The building was designed by Kilian Ignaz Dientzenhofer and is Rococo in style. The exterior is stucco and is painted in pink and white. There are statues by Ignaz Franz Platzer on the exterior, which are of the classical elements. In 1768, the Kinský family purchased the home from the Golz family.

Later Austrian and Czech Nobel Peace Prize winner Bertha von Suttner was born in the building in 1843.

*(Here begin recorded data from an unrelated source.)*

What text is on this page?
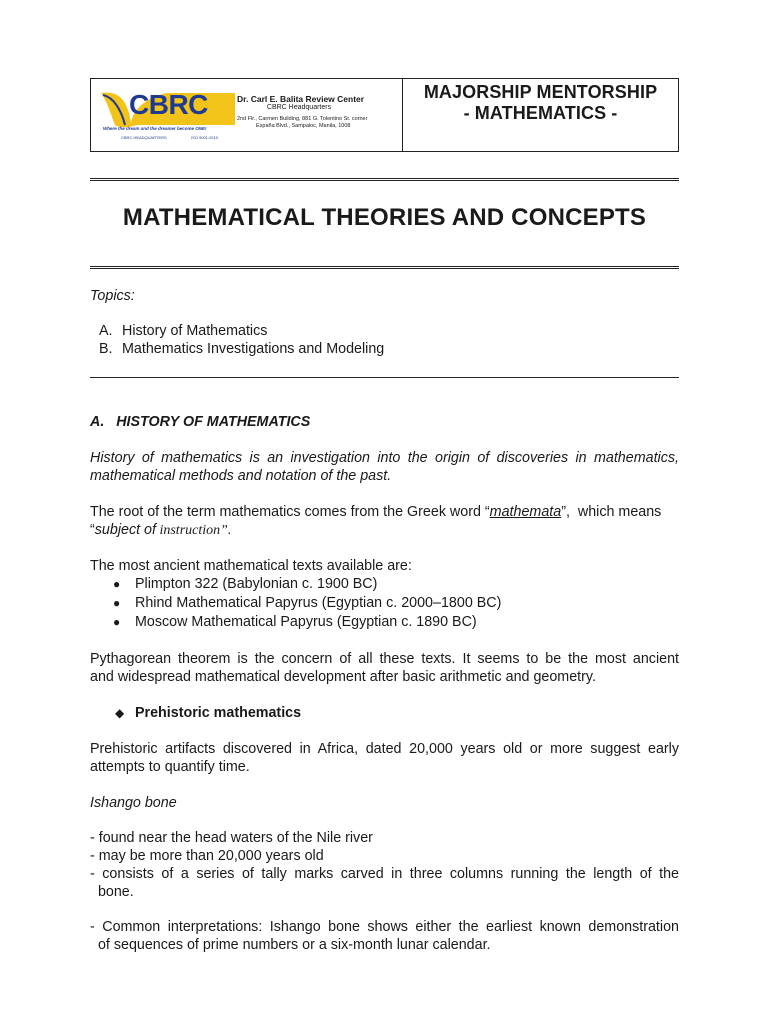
CBRC
Where the dream and the dreamer become ONE!
CBRC HEADQUARTERS	ISO 9001:2015
Dr. Carl E. Balita Review Center
CBRC Headquarters
2nd Flr., Carmen Building, 881 G. Tolentino St. corner
España Blvd., Sampaloc, Manila, 1008
MAJORSHIP MENTORSHIP
- MATHEMATICS -
MATHEMATICAL THEORIES AND CONCEPTS
Topics:
A. History of Mathematics
B. Mathematics Investigations and Modeling
A.   HISTORY OF MATHEMATICS
History of mathematics is an investigation into the origin of discoveries in mathematics,
mathematical methods and notation of the past.
The root of the term mathematics comes from the Greek word “mathemata”,  which means
“subject of instruction”.
The most ancient mathematical texts available are:
● Plimpton 322 (Babylonian c. 1900 BC)
● Rhind Mathematical Papyrus (Egyptian c. 2000–1800 BC)
● Moscow Mathematical Papyrus (Egyptian c. 1890 BC)
Pythagorean theorem is the concern of all these texts. It seems to be the most ancient
and widespread mathematical development after basic arithmetic and geometry.
◆ Prehistoric mathematics
Prehistoric artifacts discovered in Africa, dated 20,000 years old or more suggest early
attempts to quantify time.
Ishango bone
- found near the head waters of the Nile river
- may be more than 20,000 years old
- consists of a series of tally marks carved in three columns running the length of the
bone.
- Common interpretations: Ishango bone shows either the earliest known demonstration
of sequences of prime numbers or a six-month lunar calendar.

Franz Kafka's father, Hermann Kafka, was a haberdasher. He had his store at the palace, which was located on the ground floor. Franz Kafka attended secondary school at the palace, from 1893 until 1901. In the interwar period, the palace housed the legation of the Republic of Poland (1922–1934).

==Later history==
The palace was used by Klement Gottwald in 1948 to address an audience from the palace's balcony. This took place in the final episode of the 1948 Czechoslovak coup d'état.

Since 1949, the palace has been under the administration of the National Gallery, and the building is currently used as an art museum.

Since 1992, the building has been protected as a national cultural monument.